Members of Canada's Somali community met with Public Safety Minister Vic Toews on Friday for a discussion that was expected to include strategies for keeping young men away from gangs and safe from violent crime.
The meeting came less than a week after 24-year-old Ahmed Hassan was shot and killed in Toronto's Eaton Centre when a gunman opened fire in the shopping mall's busy food court. Police have said Mr. Hassan appears to have been a target in the shooting, which also injured six other people.
Mr. Hassan belonged to the same Toronto gang as the man accused in the incident, but police say they believe he was targeted over a personal dispute.
Since 2005, at least 24 young men from Canada's Somali community have been killed – many of them Ontario residents who moved to Alberta's oil sands in search of jobs and quick cash. Nearly all were men in their 20s.
Observers say the toll is among the highest for a single identifiable community in Canada, and local leaders say they want police and politicians to do more to address the problem.
Some of the young men who were killed in recent years appeared to have clear ties to the drug trade or gang activity. Mr. Hassan was charged in 2010 with cocaine trafficking in Alberta, although his friends and family have bristled at the suggestion that he was involved in gang activity.
Speaking shortly after Mr. Hassan's funeral on Tuesday, Said Rageah said community leaders need to be supported in running programs that offer Somali-Canadian youth alternatives to getting involved with drugs and gangs.
"We've got to do something about it," he said, adding, "This is one of the things we're going to address with the Minister of Public Safety."
As Imam at the Abu Huraira Centre in North York, Mr. Rageah runs sports and other engagement programs for young people in Toronto's Somali community.
A spokeswoman for Mr. Toews' office confirmed on Friday that the meeting took place, but declined to say what was discussed. "Periodically, the minister has private meetings with various members of ethnic communities across Canada," Julie Carmichael wrote in an e-mail.
Mr. Rageah said the meeting was arranged before last weekend's fatal shooting.
Ahmed Hussen, president of the Canadian Somali Congress, said that while some of the Somali-Canadians who have been killed in recent years were living a "high-risk" lifestyle, others were simply in the wrong place at the wrong time or victims of mistaken identity.
"I have a very difficult time saying it's all gangs or they're all, you know, good kids," he said. "It's a mix."

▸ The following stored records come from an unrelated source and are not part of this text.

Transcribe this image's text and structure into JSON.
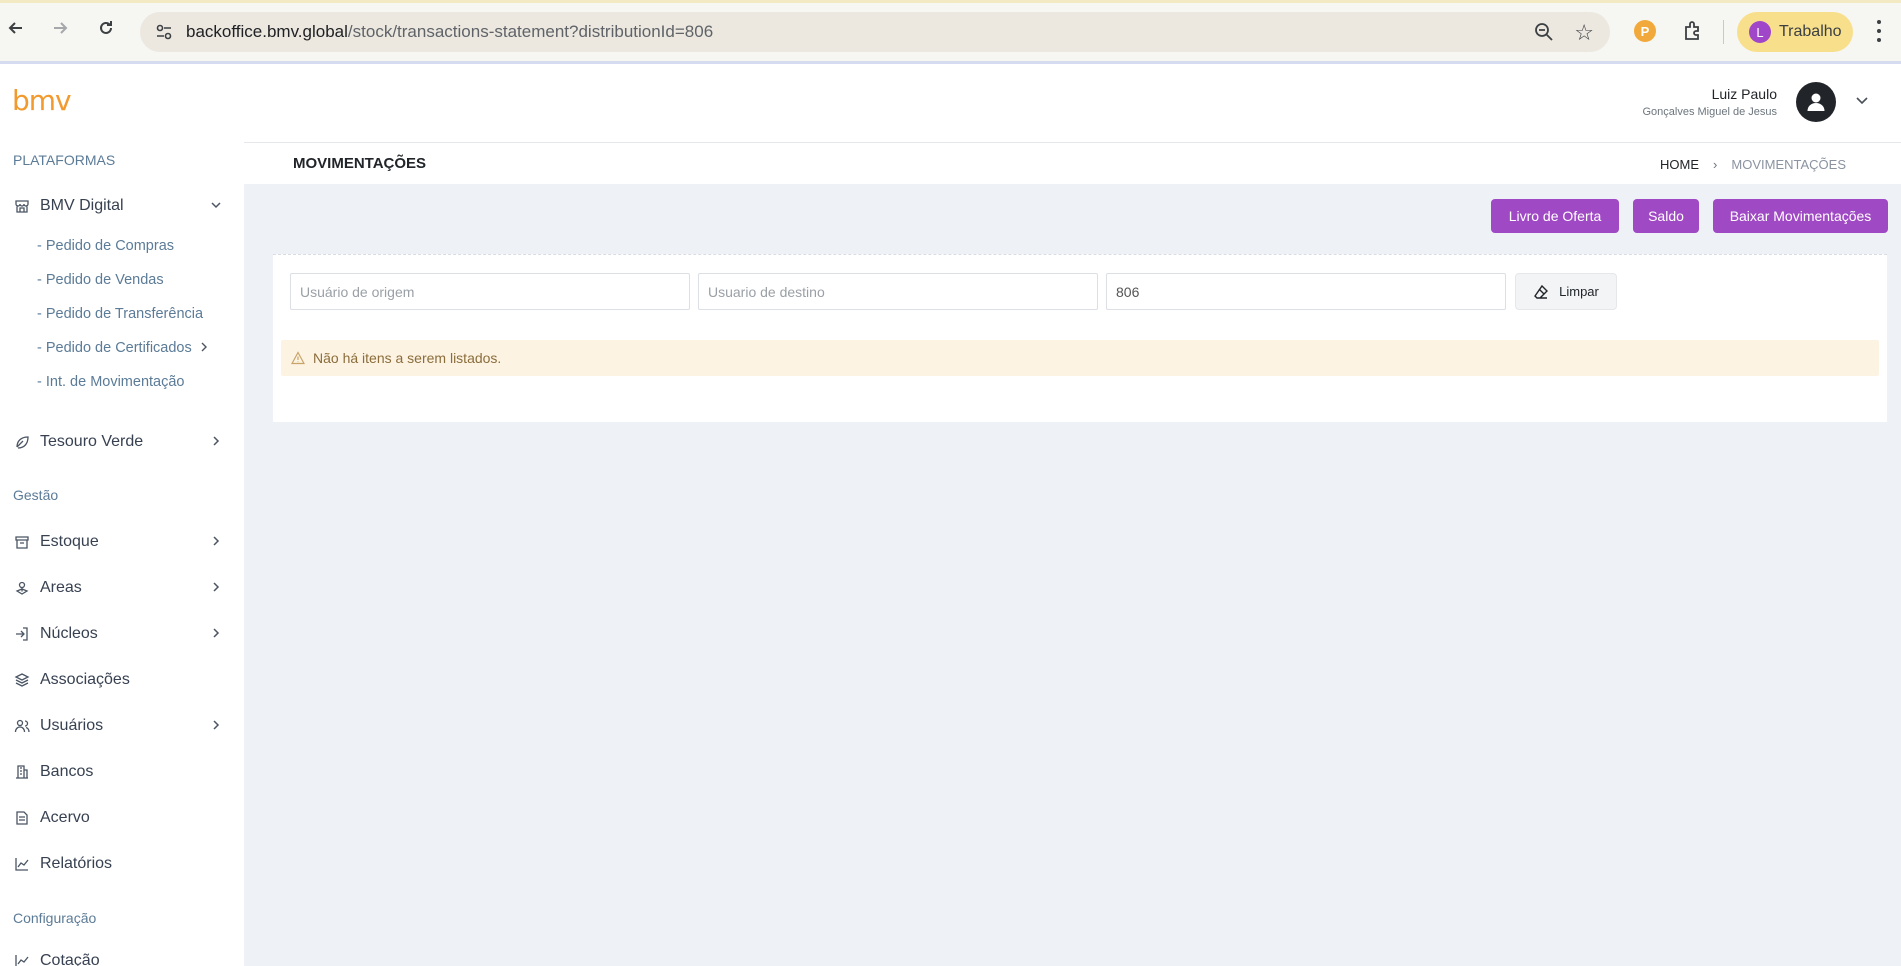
{
  "browser": {
    "url_host": "backoffice.bmv.global",
    "url_path": "/stock/transactions-statement?distributionId=806",
    "profile_initial": "L",
    "profile_label": "Trabalho"
  },
  "header": {
    "logo": "bmv",
    "user_name": "Luiz Paulo",
    "user_subtitle": "Gonçalves Miguel de Jesus"
  },
  "sidebar": {
    "section_platforms": "PLATAFORMAS",
    "bmv_digital": "BMV Digital",
    "sub_items": [
      "- Pedido de Compras",
      "- Pedido de Vendas",
      "- Pedido de Transferência",
      "- Pedido de Certificados",
      "- Int. de Movimentação"
    ],
    "tesouro_verde": "Tesouro Verde",
    "section_gestao": "Gestão",
    "gestao_items": [
      "Estoque",
      "Areas",
      "Núcleos",
      "Associações",
      "Usuários",
      "Bancos",
      "Acervo",
      "Relatórios"
    ],
    "section_config": "Configuração",
    "config_items": [
      "Cotação"
    ]
  },
  "page": {
    "title": "MOVIMENTAÇÕES",
    "breadcrumb_home": "HOME",
    "breadcrumb_sep": "›",
    "breadcrumb_current": "MOVIMENTAÇÕES"
  },
  "actions": {
    "livro": "Livro de Oferta",
    "saldo": "Saldo",
    "baixar": "Baixar Movimentações"
  },
  "filters": {
    "origem_placeholder": "Usuário de origem",
    "destino_placeholder": "Usuario de destino",
    "distribution_value": "806",
    "clear_label": "Limpar"
  },
  "empty_message": "Não há itens a serem listados.",
  "colors": {
    "accent": "#a049c4",
    "logo": "#f29a2e",
    "alert_bg": "#fdf3e3"
  }
}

Edmonton police have said about 2,000 Somali-Canadians are involved in the drug trade to some extent, with a core group of about 100. More than 37,000 people identified their ethnic origins as Somali in the 2006 census.
Mohamed Gilao, executive director of Dejinta Beesha, a settlement organization in Etobicoke, said he's concerned that the Somali community has been profiled as criminals.
"'Gangs' means people like Mafia, people who kill people, people who are murderers, who have a territory and they cover those territories," he said.
While some community leaders say police have made inroads in building trust and preventing crime, many are still troubled by what they say is a lack of federal funding for grassroots gang-diversion programs.
Speaking before his meeting with Mr. Toews, Mr. Rageah said he's often frustrated that government officials meet with members of the Somali community in Canada, but rarely follow up with the money they need to run local programs for youth. He could not immediately be reached for comment about Friday's meeting.
"Allow us to deal with these young people before it's too late for them," Mr. Rageah said on Tuesday. "Because I guarantee as soon as they're in prison or in jail, he's not going to come out as a better person."